Green With Farm Envy


I went to a party yesterday at the jaw-droppingly beautiful home of a friend of mine.  She and her husband were showing support for the local food movement here on the Central Coast.   They invited a couple of local breweries to serve beer and hard cider, someone made a few really great salads, and their wood burning pizza oven was churning out delicious pizzas at a fast clip.

At one point I was standing watching the band and a goldfinch landed on my hat!  I stayed super still and enjoyed the moment while everyone around me was jumping around saying “There’s a bird on your hat!”.  Because I didn’t shoo it away they thought I didn’t know it was there.

At the party I found myself surrounded by people who support small farmers, and even look at them with stars in their eyes.  Since I am a small farmer, it was a bit of a celebrity moment.  I didn’t want to ruin it by telling my new-found admirers how hard it is to do what I do.

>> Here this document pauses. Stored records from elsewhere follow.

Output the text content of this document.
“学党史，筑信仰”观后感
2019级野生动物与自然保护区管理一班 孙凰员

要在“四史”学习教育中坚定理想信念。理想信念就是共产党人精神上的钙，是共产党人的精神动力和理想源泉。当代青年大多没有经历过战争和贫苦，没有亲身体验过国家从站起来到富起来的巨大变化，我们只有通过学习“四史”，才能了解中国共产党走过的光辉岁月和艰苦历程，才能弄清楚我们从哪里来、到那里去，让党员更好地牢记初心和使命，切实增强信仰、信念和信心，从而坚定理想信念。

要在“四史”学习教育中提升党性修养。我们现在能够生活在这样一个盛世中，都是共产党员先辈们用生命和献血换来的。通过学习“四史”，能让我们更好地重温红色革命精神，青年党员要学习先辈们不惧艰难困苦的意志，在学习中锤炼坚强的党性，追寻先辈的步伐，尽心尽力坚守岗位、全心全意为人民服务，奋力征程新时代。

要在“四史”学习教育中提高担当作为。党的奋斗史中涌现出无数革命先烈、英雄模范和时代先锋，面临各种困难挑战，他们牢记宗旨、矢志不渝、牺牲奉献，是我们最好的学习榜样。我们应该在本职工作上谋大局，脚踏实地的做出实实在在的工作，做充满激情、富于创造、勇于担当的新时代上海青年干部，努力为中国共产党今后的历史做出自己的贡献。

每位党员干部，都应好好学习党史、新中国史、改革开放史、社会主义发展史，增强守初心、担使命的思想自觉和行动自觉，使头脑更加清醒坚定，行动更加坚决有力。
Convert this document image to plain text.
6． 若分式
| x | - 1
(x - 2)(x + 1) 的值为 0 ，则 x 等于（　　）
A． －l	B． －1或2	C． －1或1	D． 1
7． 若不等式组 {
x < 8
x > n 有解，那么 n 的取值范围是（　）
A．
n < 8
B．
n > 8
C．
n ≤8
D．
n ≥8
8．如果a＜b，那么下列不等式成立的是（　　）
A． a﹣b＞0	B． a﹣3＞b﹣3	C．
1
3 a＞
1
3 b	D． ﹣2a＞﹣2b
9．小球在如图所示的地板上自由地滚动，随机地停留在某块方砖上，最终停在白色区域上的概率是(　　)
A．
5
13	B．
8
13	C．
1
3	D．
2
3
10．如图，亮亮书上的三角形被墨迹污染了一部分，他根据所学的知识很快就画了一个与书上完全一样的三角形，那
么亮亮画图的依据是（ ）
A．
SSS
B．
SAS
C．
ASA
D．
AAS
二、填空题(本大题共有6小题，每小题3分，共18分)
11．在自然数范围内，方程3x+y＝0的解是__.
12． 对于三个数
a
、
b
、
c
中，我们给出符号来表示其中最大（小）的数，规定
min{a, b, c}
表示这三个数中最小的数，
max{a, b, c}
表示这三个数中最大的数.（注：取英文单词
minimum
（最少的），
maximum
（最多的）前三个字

What a coincidence when I woke up this morning and saw this opinion piece by Bren Smith titled “Don’t Let Your Children Grow Up to Be Farmers”  in the New York Times.   All of the things that I wanted to say to the party guests who felt Farm Envy are very well stated by Bren here.  Although she failed to point out the copious amounts of laundry this line of work creates.

I spoke to a young guy at the party who was excited to try farming and felt that he had a realistic plan to purchase a $3 million dollar ranch (300 acres) and pay for it by farming some crops, raising grass-fed beef (although he didn’t know what a steer was), and renting a barn on the property for $5k per weekend.  He thought he would make the purchase with a conventional 30 yr fixed rate mortgage loan from the bank.   Ok, I couldn’t let that one pass so I said something about the loan situation, but as for the rest of it?  It wasn’t the right time or place to point out the holes in the plan that this young man had been dreaming about.  And you have to respect that kind of enthusiasm, ambition, take-charge attitude, desire for hard work.  But Bren did a great job of pointing out the challenges for me.  Hopefully he sees her article.

Would I change what I do?  Never.  But don’t go getting all starry-eyed over it.


One response

  1. On the surface it seems an idyllic life. After staying with you for a few days, I came to
    realize, just a little, what very hard work it is. The animals and crops don’t understand if
    you’re really tired and just not up to working today. You and Simon do an amazing job.